It always amuses me to finally see what is considered a classic movie scene and see where it fits into a film. Everybody knows the classic scene in From Here to Eternity, whether you knew it was from that film or not. The scene shows two people at a beach rolling around as waves wash over them. It is a classic, often spoofed scene and though it is very well known, it has almost nothing to do with From Here to Eternity. Set in a military base in Hawaii, this film follows three different ranked soldiers.
• Private Robert E. Lee Prewitt (Montgomery Clift)- a recent transfer to Hawaii, Prewitt was a champion boxer and the best bugler in his battalion. Upon realizing that he was a champion fighter, Captain Dana Holmes (Philip Ober) attempts to get Prewitt to fight for them. Unable to get back in the ring after accidentally blinding an opponent, Prewitt refuses the offer. Upset by his refusal, Holmes enlists the help of other boxers and his own right hand man, Seargant Milton Warden (Burt Lancaster) to pressure Prewitt to fight. For months Prewitt is worked to the bone, given terrible jobs and forced to work more than the rest. The extra work and even the threats from the other soldiers could not get Prewitt to change his position. Eventually and begrudgingly, Warden develops a hard to see soft spot for Prewitt and allows him to go off base a number of times. Going with his friend Private Angelo Maggio (Frank Sinatra), Prewitt eventually meets Alma ‘Lorene’ Burke (Donna Reed) at a Gentleman’s Club and falls in love. The film chronicles Prewitt’s time in the army while he sticks by his principles and looks at his growing relationship.
• Sergeant Milton Warden: Sergeant Warden is a hardworking, extremely underappreciated man. Warden is overworked, doing his job and most of the work his superior, Captain Holmes, should be doing. At first Warden enjoys this because he gets to pull most of the strings but eventually the lack of appreciation and recognition begins to get to him. Warden falls in love with and begins an affair with Holmes’ wife, Karen Holmes (Deborah Kerr). In fact it is the two of them that are in the classic scene I mentioned earlier. Trapped in a marriage with no love, Karen is desperate to get out of it but can’t. Warden is a very interesting character. Though he has been put in an unfair position, he is fiercely loyal to his rank, his superiors and his nation.
• Private Angelo Maggio- One of Prewitt’s good friends, Angelo is not necessarily a main character in the film but I think he needs to be mentioned. A usually lighthearted, joking man, it becomes clear throughout the film that he struggles with a drinking problem. One night while on the town, Angelo creates a problem with the brutal and violent Sergeant Fatso Judson (Ernest Borgnine). Fatso promises that the conflict will cause future repercussions for Angelo if he is every court marshaled. A stupid decision causes that exact thing to happen, leaving Angelo at the mercy of Fatso.

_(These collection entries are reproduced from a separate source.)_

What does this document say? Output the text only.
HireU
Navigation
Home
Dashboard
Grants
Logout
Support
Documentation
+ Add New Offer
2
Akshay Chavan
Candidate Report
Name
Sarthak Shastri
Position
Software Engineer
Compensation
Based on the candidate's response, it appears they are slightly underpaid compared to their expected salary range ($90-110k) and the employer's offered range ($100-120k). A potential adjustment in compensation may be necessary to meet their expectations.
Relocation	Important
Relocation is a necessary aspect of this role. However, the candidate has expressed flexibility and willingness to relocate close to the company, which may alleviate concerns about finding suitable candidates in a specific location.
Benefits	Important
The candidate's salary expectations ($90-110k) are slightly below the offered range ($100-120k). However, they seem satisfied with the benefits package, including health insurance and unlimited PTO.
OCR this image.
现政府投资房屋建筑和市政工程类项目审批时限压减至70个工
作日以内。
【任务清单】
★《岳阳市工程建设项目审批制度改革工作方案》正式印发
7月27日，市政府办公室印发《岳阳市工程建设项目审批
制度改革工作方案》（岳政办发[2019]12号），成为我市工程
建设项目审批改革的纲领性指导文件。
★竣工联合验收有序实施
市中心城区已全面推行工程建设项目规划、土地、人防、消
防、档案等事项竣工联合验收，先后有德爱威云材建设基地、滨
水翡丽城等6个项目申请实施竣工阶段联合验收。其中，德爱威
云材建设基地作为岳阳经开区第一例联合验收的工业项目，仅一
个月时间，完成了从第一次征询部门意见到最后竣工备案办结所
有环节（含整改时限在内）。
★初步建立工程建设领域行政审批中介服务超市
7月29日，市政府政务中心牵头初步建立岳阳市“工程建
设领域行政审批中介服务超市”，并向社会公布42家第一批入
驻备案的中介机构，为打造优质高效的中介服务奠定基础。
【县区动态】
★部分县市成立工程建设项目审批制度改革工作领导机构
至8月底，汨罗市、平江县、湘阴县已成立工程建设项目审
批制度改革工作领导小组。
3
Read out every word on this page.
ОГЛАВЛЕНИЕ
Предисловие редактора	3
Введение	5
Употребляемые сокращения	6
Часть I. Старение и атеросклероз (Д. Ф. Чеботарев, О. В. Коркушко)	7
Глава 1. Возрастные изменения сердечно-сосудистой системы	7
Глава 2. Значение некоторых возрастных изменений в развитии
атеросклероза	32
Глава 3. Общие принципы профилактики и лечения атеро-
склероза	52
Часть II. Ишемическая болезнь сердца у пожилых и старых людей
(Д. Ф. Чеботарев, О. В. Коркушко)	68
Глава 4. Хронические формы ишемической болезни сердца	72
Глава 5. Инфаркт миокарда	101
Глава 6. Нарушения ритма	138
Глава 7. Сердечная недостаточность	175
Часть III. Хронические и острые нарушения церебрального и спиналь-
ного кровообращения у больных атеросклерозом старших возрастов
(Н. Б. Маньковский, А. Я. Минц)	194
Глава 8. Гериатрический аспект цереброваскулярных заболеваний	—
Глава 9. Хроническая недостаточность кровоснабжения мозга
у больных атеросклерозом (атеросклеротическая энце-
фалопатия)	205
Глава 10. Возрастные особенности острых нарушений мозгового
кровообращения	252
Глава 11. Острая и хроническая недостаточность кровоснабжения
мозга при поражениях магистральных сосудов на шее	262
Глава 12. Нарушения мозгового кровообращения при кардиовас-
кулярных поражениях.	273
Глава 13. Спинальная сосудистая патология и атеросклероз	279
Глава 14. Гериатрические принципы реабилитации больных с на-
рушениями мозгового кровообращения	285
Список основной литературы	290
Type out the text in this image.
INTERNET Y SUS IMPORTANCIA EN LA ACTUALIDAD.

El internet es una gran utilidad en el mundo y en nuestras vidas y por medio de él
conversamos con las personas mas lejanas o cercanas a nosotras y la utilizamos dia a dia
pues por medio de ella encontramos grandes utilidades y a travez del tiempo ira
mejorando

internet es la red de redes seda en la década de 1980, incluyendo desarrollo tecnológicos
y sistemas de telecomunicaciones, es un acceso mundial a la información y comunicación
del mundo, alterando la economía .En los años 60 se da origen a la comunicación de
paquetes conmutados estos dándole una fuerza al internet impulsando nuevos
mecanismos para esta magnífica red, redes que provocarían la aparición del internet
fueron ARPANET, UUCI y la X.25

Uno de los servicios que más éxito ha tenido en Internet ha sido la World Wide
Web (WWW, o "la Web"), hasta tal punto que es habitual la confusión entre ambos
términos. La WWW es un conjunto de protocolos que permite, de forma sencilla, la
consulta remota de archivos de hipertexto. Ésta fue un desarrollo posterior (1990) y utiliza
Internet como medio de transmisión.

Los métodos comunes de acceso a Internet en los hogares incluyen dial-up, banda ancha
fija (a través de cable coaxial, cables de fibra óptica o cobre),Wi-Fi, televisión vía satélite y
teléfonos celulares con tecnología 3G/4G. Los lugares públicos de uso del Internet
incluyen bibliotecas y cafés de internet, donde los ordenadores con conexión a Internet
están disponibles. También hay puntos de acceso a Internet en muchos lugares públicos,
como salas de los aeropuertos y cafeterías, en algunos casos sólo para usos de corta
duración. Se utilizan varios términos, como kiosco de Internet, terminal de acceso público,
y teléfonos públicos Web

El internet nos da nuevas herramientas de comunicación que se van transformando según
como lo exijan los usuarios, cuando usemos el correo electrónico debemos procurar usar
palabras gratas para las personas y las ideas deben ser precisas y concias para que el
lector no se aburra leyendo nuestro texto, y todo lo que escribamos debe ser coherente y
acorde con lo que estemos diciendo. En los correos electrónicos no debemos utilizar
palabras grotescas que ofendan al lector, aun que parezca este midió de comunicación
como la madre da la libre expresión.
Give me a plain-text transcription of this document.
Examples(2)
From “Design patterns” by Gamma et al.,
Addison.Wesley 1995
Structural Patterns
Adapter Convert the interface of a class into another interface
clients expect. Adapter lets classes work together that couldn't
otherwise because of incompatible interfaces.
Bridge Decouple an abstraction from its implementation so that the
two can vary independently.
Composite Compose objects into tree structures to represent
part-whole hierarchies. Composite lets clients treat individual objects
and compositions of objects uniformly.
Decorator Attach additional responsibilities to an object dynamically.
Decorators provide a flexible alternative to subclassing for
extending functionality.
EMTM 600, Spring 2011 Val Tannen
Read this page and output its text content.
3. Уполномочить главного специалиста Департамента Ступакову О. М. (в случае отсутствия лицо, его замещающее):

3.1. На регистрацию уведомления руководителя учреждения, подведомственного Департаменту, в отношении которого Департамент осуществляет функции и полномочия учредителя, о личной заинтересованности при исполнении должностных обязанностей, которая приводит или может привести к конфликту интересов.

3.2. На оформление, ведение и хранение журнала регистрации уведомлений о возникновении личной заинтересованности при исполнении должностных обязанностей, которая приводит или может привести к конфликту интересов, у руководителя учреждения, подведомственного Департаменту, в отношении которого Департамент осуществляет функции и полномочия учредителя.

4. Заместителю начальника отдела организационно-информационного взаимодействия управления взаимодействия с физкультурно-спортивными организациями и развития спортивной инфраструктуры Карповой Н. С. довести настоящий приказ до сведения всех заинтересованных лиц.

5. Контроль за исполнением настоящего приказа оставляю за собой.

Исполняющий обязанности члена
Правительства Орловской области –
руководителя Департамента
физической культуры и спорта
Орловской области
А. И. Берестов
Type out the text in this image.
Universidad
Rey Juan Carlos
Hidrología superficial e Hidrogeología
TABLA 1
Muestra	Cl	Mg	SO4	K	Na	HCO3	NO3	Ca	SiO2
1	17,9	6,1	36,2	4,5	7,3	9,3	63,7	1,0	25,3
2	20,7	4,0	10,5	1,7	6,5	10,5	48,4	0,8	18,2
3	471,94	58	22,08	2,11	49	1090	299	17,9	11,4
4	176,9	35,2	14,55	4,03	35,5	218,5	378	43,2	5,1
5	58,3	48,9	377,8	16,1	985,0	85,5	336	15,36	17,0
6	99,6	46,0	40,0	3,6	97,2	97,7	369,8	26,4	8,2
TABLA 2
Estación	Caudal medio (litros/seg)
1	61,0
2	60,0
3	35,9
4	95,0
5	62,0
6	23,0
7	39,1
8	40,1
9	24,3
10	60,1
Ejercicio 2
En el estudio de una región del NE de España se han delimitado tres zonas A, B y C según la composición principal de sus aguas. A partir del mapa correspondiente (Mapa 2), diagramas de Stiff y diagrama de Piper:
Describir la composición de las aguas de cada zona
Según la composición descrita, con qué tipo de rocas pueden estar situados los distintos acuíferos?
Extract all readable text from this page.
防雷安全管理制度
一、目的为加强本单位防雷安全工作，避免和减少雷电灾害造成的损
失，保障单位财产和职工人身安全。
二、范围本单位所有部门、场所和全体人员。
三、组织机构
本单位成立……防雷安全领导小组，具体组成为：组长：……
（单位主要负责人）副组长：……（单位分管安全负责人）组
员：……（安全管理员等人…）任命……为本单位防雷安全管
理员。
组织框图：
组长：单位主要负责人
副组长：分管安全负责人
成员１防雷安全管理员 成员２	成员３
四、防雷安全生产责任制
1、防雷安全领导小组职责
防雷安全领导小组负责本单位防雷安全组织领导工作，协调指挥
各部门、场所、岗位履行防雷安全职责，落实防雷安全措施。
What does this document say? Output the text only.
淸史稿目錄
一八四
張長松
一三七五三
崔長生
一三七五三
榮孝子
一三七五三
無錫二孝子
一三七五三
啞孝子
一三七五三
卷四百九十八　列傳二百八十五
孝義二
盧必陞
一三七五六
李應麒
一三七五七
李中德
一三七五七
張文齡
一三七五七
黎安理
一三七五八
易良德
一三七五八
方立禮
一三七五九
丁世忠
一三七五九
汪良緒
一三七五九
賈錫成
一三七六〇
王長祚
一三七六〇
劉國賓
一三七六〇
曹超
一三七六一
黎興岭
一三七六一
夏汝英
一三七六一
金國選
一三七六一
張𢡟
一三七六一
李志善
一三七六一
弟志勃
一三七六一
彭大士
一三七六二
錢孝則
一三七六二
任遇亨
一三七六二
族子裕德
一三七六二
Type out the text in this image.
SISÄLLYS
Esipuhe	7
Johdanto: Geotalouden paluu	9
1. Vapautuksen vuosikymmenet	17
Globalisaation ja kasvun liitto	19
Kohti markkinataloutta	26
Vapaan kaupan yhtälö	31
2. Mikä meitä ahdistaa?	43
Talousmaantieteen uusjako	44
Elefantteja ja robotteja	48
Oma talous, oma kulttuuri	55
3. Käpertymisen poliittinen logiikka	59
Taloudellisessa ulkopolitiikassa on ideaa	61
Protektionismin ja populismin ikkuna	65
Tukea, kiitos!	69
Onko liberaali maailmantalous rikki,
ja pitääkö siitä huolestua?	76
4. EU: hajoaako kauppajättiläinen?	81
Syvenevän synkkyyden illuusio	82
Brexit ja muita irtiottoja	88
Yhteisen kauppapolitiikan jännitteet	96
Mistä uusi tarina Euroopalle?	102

This film has a lot of components to it, looking at love, loyalty and parts of the military in general. Though the majority of the film is set on a military base, there is little action expect for the film’s tragic end. I really like the character development in this film. The characters motives and personalities are uncovered by the dialogue in a way that makes it seem quite natural. Each character had their merits and their problems and they all dealt with them in a similar manner: alcohol. We see every main character abuse alcohol and it brings each of them some form of misfortune. Some characters learn from their mistakes and benders while others do not.
This film defeated Julius Caesar, the Robe, Roman Holiday and Shane for the 1954 Oscar Best Picture. I didn’t find the plot of this film to be mind-blowing but I certainly think the performances were strong enough to make this an Oscar Best Picture Winner. Frank Sinatra took home a Best Supporting Actor Oscar and Donna Reed took home a Best Supporting Actress. The film also earned Daniel Taradash a Best Writing Oscar and Fred Zinnemann a Best Director Oscar. It also won Best Sound Recording, Best Cinematography and Best Film Editing winning a whooping eight Oscars in total. Overall I give this film a 7 out of 10. Don’t judge a film based on its “classic” scene because sometimes, they really have nothing to do with the rest of the film.